Mom’s been quilting for quite a few years now and in addition to those she made for specific people she had a pretty good pile of them at home. Over the summer she brought them all out, over 60 of them, and had us take what we wanted. Dorothy took one that she has been wrapping herself up in ever since (we keep our house cool enough that a quilt won’t go amiss even in the summer). When Dorothy left for school, I pulled out another that’s always available if you are visiting and feeling chilled.
I didn’t get a chance to go out today to take any pictures. By the time I got around to it, it was almost 10:00 PM so I took some pictures of houseplants. We have a few Thanksgiving cactus plants Schlumbergera truncata that have started to bloom and I got a few decent pictures of those. Then I moved on to this Kalanchoe variety. The genus Kalanchoe has about 125 species with only one species from the Americas. Most are from southern and eastern Africa and Madagascar while a few are from southeast Asia and China. This one is not in bloom but was started from one of the small plantlets (or bulbils) that grow along the margin of the leaves, as you can see in this photograph.
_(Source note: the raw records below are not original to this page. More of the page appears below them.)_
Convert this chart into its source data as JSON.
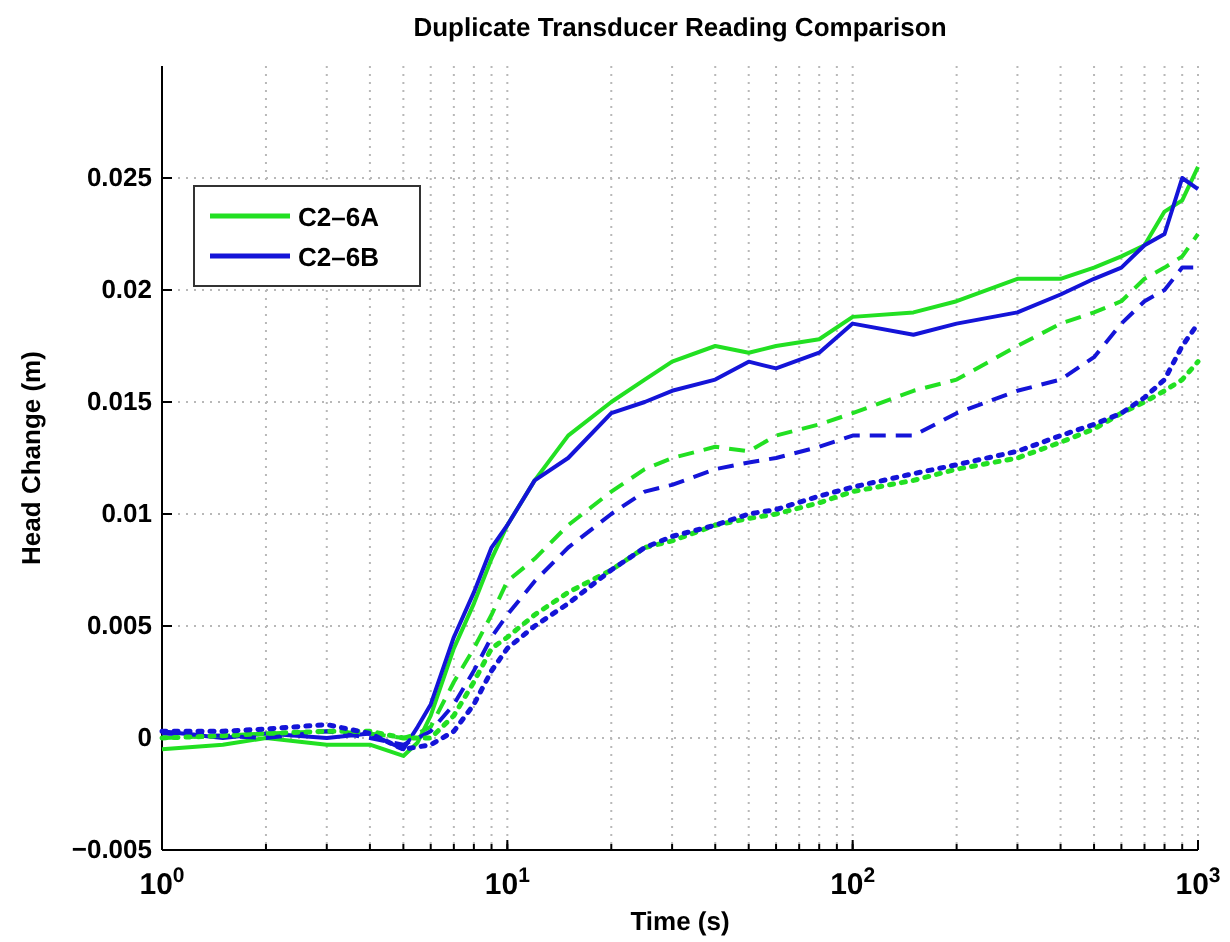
{
  "chart_data": {
    "type": "line",
    "title": "Duplicate Transducer Reading Comparison",
    "xlabel": "Time (s)",
    "ylabel": "Head Change (m)",
    "log": "x",
    "grid": true,
    "legend": "top left",
    "x": [
      1,
      1.5,
      2,
      3,
      4,
      5,
      5.5,
      6,
      7,
      8,
      9,
      10,
      12,
      15,
      20,
      25,
      30,
      40,
      50,
      60,
      80,
      100,
      150,
      200,
      300,
      400,
      500,
      600,
      700,
      800,
      900,
      1000
    ],
    "xlim": [
      1,
      1000
    ],
    "xticks": [
      {
        "value": 1,
        "label": "10$^{0}$"
      },
      {
        "value": 10,
        "label": "10$^{1}$"
      },
      {
        "value": 100,
        "label": "10$^{2}$"
      },
      {
        "value": 1000,
        "label": "10$^{3}$"
      }
    ],
    "ylim": [
      -0.005,
      0.03
    ],
    "yticks": [
      -0.005,
      0,
      0.005,
      0.01,
      0.015,
      0.02,
      0.025
    ],
    "series": [
      {
        "name": "C2–6A",
        "color": "#22e022",
        "line_style": "solid",
        "values": [
          -0.0005,
          -0.0003,
          0,
          -0.0003,
          -0.0003,
          -0.0008,
          -0.0002,
          0.001,
          0.004,
          0.006,
          0.008,
          0.0095,
          0.0115,
          0.0135,
          0.015,
          0.016,
          0.0168,
          0.0175,
          0.0172,
          0.0175,
          0.0178,
          0.0188,
          0.019,
          0.0195,
          0.0205,
          0.0205,
          0.021,
          0.0215,
          0.022,
          0.0235,
          0.024,
          0.0255
        ]
      },
      {
        "name": "C2–6B",
        "color": "#1414d8",
        "line_style": "solid",
        "values": [
          0.0003,
          0,
          0.0002,
          0,
          0.0002,
          -0.0005,
          0.0005,
          0.0015,
          0.0045,
          0.0065,
          0.0085,
          0.0095,
          0.0115,
          0.0125,
          0.0145,
          0.015,
          0.0155,
          0.016,
          0.0168,
          0.0165,
          0.0172,
          0.0185,
          0.018,
          0.0185,
          0.019,
          0.0198,
          0.0205,
          0.021,
          0.022,
          0.0225,
          0.025,
          0.0245
        ]
      },
      {
        "color": "#22e022",
        "line_style": "dashed",
        "values": [
          0,
          0.0001,
          0.0002,
          0.0003,
          0.0002,
          0,
          0.0002,
          0.0005,
          0.0025,
          0.004,
          0.0055,
          0.007,
          0.008,
          0.0095,
          0.011,
          0.012,
          0.0125,
          0.013,
          0.0128,
          0.0135,
          0.014,
          0.0145,
          0.0155,
          0.016,
          0.0175,
          0.0185,
          0.019,
          0.0195,
          0.0205,
          0.021,
          0.0215,
          0.0225
        ]
      },
      {
        "color": "#1414d8",
        "line_style": "dashed",
        "values": [
          0.0002,
          0.0001,
          0,
          0.0003,
          0,
          -0.0003,
          0,
          0.0003,
          0.0015,
          0.003,
          0.0045,
          0.0055,
          0.007,
          0.0085,
          0.01,
          0.011,
          0.0113,
          0.012,
          0.0123,
          0.0125,
          0.013,
          0.0135,
          0.0135,
          0.0145,
          0.0155,
          0.016,
          0.017,
          0.0185,
          0.0195,
          0.02,
          0.021,
          0.021
        ]
      },
      {
        "color": "#22e022",
        "line_style": "dotted",
        "values": [
          0,
          0.0001,
          0.0002,
          0.0003,
          0.0003,
          0,
          0,
          0,
          0.001,
          0.0025,
          0.004,
          0.0045,
          0.0055,
          0.0065,
          0.0075,
          0.0085,
          0.0088,
          0.0095,
          0.0098,
          0.01,
          0.0105,
          0.011,
          0.0115,
          0.012,
          0.0125,
          0.0132,
          0.0138,
          0.0145,
          0.015,
          0.0155,
          0.016,
          0.0168
        ]
      },
      {
        "color": "#1414d8",
        "line_style": "dotted",
        "values": [
          0.0003,
          0.0003,
          0.0004,
          0.0006,
          0.0002,
          -0.0005,
          -0.0004,
          -0.0003,
          0.0003,
          0.0015,
          0.003,
          0.004,
          0.005,
          0.006,
          0.0075,
          0.0085,
          0.009,
          0.0095,
          0.01,
          0.0102,
          0.0108,
          0.0112,
          0.0118,
          0.0122,
          0.0128,
          0.0135,
          0.014,
          0.0145,
          0.0152,
          0.016,
          0.0175,
          0.0185
        ]
      }
    ]
  }
}
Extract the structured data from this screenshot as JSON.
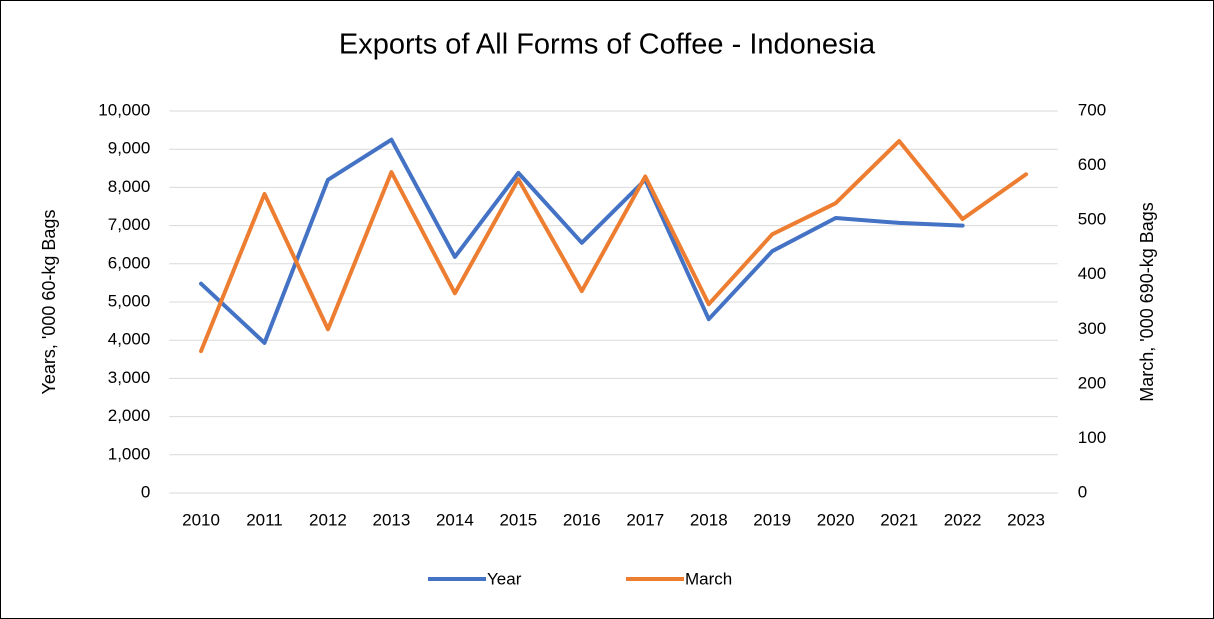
{
  "chart_data": {
    "type": "line",
    "title": "Exports of All Forms of Coffee - Indonesia",
    "y_label": "Years, '000 60-kg Bags",
    "y2_label": "March, '000 690-kg Bags",
    "categories": [
      "2010",
      "2011",
      "2012",
      "2013",
      "2014",
      "2015",
      "2016",
      "2017",
      "2018",
      "2019",
      "2020",
      "2021",
      "2022",
      "2023"
    ],
    "series": [
      {
        "name": "Year",
        "color": "#4472c4",
        "values": [
          5480,
          3930,
          8200,
          9250,
          6180,
          8380,
          6550,
          8200,
          4550,
          6330,
          7200,
          7070,
          7000,
          null
        ]
      },
      {
        "name": "March",
        "color": "#ed7d31",
        "axis": "y2",
        "values": [
          260,
          548,
          300,
          588,
          366,
          575,
          370,
          580,
          346,
          474,
          531,
          645,
          502,
          584
        ]
      }
    ],
    "ylim": [
      0,
      10000
    ],
    "yticks": [
      0,
      {
        "value": 1000,
        "label": "1,000"
      },
      {
        "value": 2000,
        "label": "2,000"
      },
      {
        "value": 3000,
        "label": "3,000"
      },
      {
        "value": 4000,
        "label": "4,000"
      },
      {
        "value": 5000,
        "label": "5,000"
      },
      {
        "value": 6000,
        "label": "6,000"
      },
      {
        "value": 7000,
        "label": "7,000"
      },
      {
        "value": 8000,
        "label": "8,000"
      },
      {
        "value": 9000,
        "label": "9,000"
      },
      {
        "value": 10000,
        "label": "10,000"
      }
    ],
    "y2lim": [
      0,
      700
    ],
    "y2ticks": [
      0,
      100,
      200,
      300,
      400,
      500,
      600,
      700
    ],
    "grid": true,
    "legend": "bottom"
  }
}
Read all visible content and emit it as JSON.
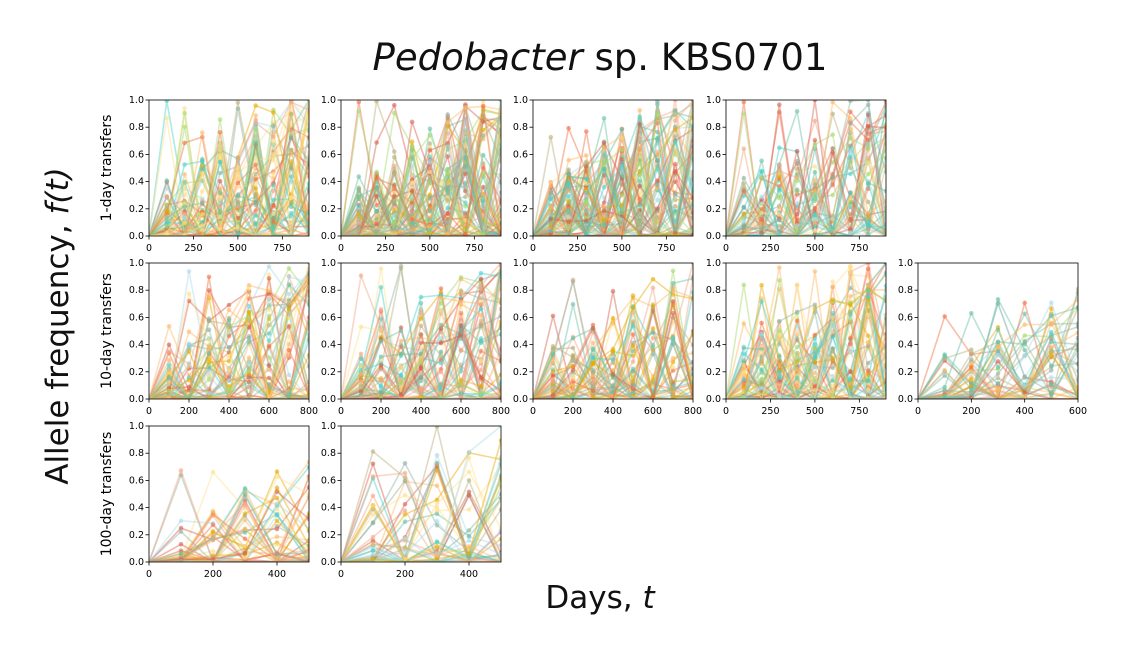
{
  "title": {
    "genus": "Pedobacter",
    "rest": " sp. KBS0701"
  },
  "xlabel": {
    "text": "Days, ",
    "var": "t"
  },
  "ylabel": {
    "text": "Allele frequency, ",
    "var": "f(t)"
  },
  "row_labels": [
    "1-day transfers",
    "10-day transfers",
    "100-day transfers"
  ],
  "colors": [
    "#d6604d",
    "#f4a582",
    "#fdb863",
    "#fee08b",
    "#a6d96a",
    "#66c2a5",
    "#48d1cc",
    "#8fb3a0",
    "#b8b07a",
    "#e6ab02",
    "#f46d43",
    "#abd9e9"
  ],
  "chart_data": [
    {
      "type": "line",
      "row": 0,
      "col": 0,
      "xticks": [
        0,
        250,
        500,
        750
      ],
      "xlim": [
        0,
        900
      ],
      "ylim": [
        0,
        1
      ],
      "yticks": [
        0.0,
        0.2,
        0.4,
        0.6,
        0.8,
        1.0
      ],
      "timepoints": [
        0,
        100,
        200,
        300,
        400,
        500,
        600,
        700,
        800,
        900
      ],
      "series_count": 60,
      "peak_frequency": 1.0
    },
    {
      "type": "line",
      "row": 0,
      "col": 1,
      "xticks": [
        0,
        250,
        500,
        750
      ],
      "xlim": [
        0,
        900
      ],
      "ylim": [
        0,
        1
      ],
      "yticks": [
        0.0,
        0.2,
        0.4,
        0.6,
        0.8,
        1.0
      ],
      "timepoints": [
        0,
        100,
        200,
        300,
        400,
        500,
        600,
        700,
        800,
        900
      ],
      "series_count": 70,
      "peak_frequency": 1.0
    },
    {
      "type": "line",
      "row": 0,
      "col": 2,
      "xticks": [
        0,
        250,
        500,
        750
      ],
      "xlim": [
        0,
        900
      ],
      "ylim": [
        0,
        1
      ],
      "yticks": [
        0.0,
        0.2,
        0.4,
        0.6,
        0.8,
        1.0
      ],
      "timepoints": [
        0,
        100,
        200,
        300,
        400,
        500,
        600,
        700,
        800,
        900
      ],
      "series_count": 70,
      "peak_frequency": 1.0
    },
    {
      "type": "line",
      "row": 0,
      "col": 3,
      "xticks": [
        0,
        250,
        500,
        750
      ],
      "xlim": [
        0,
        900
      ],
      "ylim": [
        0,
        1
      ],
      "yticks": [
        0.0,
        0.2,
        0.4,
        0.6,
        0.8,
        1.0
      ],
      "timepoints": [
        0,
        100,
        200,
        300,
        400,
        500,
        600,
        700,
        800,
        900
      ],
      "series_count": 45,
      "peak_frequency": 1.0
    },
    {
      "type": "line",
      "row": 1,
      "col": 0,
      "xticks": [
        0,
        200,
        400,
        600,
        800
      ],
      "xlim": [
        0,
        800
      ],
      "ylim": [
        0,
        1
      ],
      "yticks": [
        0.0,
        0.2,
        0.4,
        0.6,
        0.8,
        1.0
      ],
      "timepoints": [
        0,
        100,
        200,
        300,
        400,
        500,
        600,
        700,
        800
      ],
      "series_count": 50,
      "peak_frequency": 0.98
    },
    {
      "type": "line",
      "row": 1,
      "col": 1,
      "xticks": [
        0,
        200,
        400,
        600,
        800
      ],
      "xlim": [
        0,
        800
      ],
      "ylim": [
        0,
        1
      ],
      "yticks": [
        0.0,
        0.2,
        0.4,
        0.6,
        0.8,
        1.0
      ],
      "timepoints": [
        0,
        100,
        200,
        300,
        400,
        500,
        600,
        700,
        800
      ],
      "series_count": 50,
      "peak_frequency": 1.0
    },
    {
      "type": "line",
      "row": 1,
      "col": 2,
      "xticks": [
        0,
        200,
        400,
        600,
        800
      ],
      "xlim": [
        0,
        800
      ],
      "ylim": [
        0,
        1
      ],
      "yticks": [
        0.0,
        0.2,
        0.4,
        0.6,
        0.8,
        1.0
      ],
      "timepoints": [
        0,
        100,
        200,
        300,
        400,
        500,
        600,
        700,
        800
      ],
      "series_count": 45,
      "peak_frequency": 0.9
    },
    {
      "type": "line",
      "row": 1,
      "col": 3,
      "xticks": [
        0,
        250,
        500,
        750
      ],
      "xlim": [
        0,
        900
      ],
      "ylim": [
        0,
        1
      ],
      "yticks": [
        0.0,
        0.2,
        0.4,
        0.6,
        0.8,
        1.0
      ],
      "timepoints": [
        0,
        100,
        200,
        300,
        400,
        500,
        600,
        700,
        800,
        900
      ],
      "series_count": 60,
      "peak_frequency": 0.98
    },
    {
      "type": "line",
      "row": 1,
      "col": 4,
      "xticks": [
        0,
        200,
        400,
        600
      ],
      "xlim": [
        0,
        600
      ],
      "ylim": [
        0,
        1
      ],
      "yticks": [
        0.0,
        0.2,
        0.4,
        0.6,
        0.8,
        1.0
      ],
      "timepoints": [
        0,
        100,
        200,
        300,
        400,
        500,
        600
      ],
      "series_count": 40,
      "peak_frequency": 0.75
    },
    {
      "type": "line",
      "row": 2,
      "col": 0,
      "xticks": [
        0,
        200,
        400
      ],
      "xlim": [
        0,
        500
      ],
      "ylim": [
        0,
        1
      ],
      "yticks": [
        0.0,
        0.2,
        0.4,
        0.6,
        0.8,
        1.0
      ],
      "timepoints": [
        0,
        100,
        200,
        300,
        400,
        500
      ],
      "series_count": 40,
      "peak_frequency": 0.7
    },
    {
      "type": "line",
      "row": 2,
      "col": 1,
      "xticks": [
        0,
        200,
        400
      ],
      "xlim": [
        0,
        500
      ],
      "ylim": [
        0,
        1
      ],
      "yticks": [
        0.0,
        0.2,
        0.4,
        0.6,
        0.8,
        1.0
      ],
      "timepoints": [
        0,
        100,
        200,
        300,
        400,
        500
      ],
      "series_count": 40,
      "peak_frequency": 1.0
    }
  ]
}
Vespa crabro (European Hornet)
I went out back to see what I could find to photograph this evening. There was a painted lady (Vanessa cardui) butterfly on the Buddleia and I got some reasonable but not great pictures of that. Then I noticed this large, yellow and brown wasp on the steps. This is a large wasp, about 2cm in length. Not as big as the eastern cicada killer (Sphecius speciosus) but still a pretty good size. As the common name implies, these are native to Eurasia. They were introduced to eastern North America in the 1800s. They are one of the many wasps to build paper nests out of chewed wood pulp.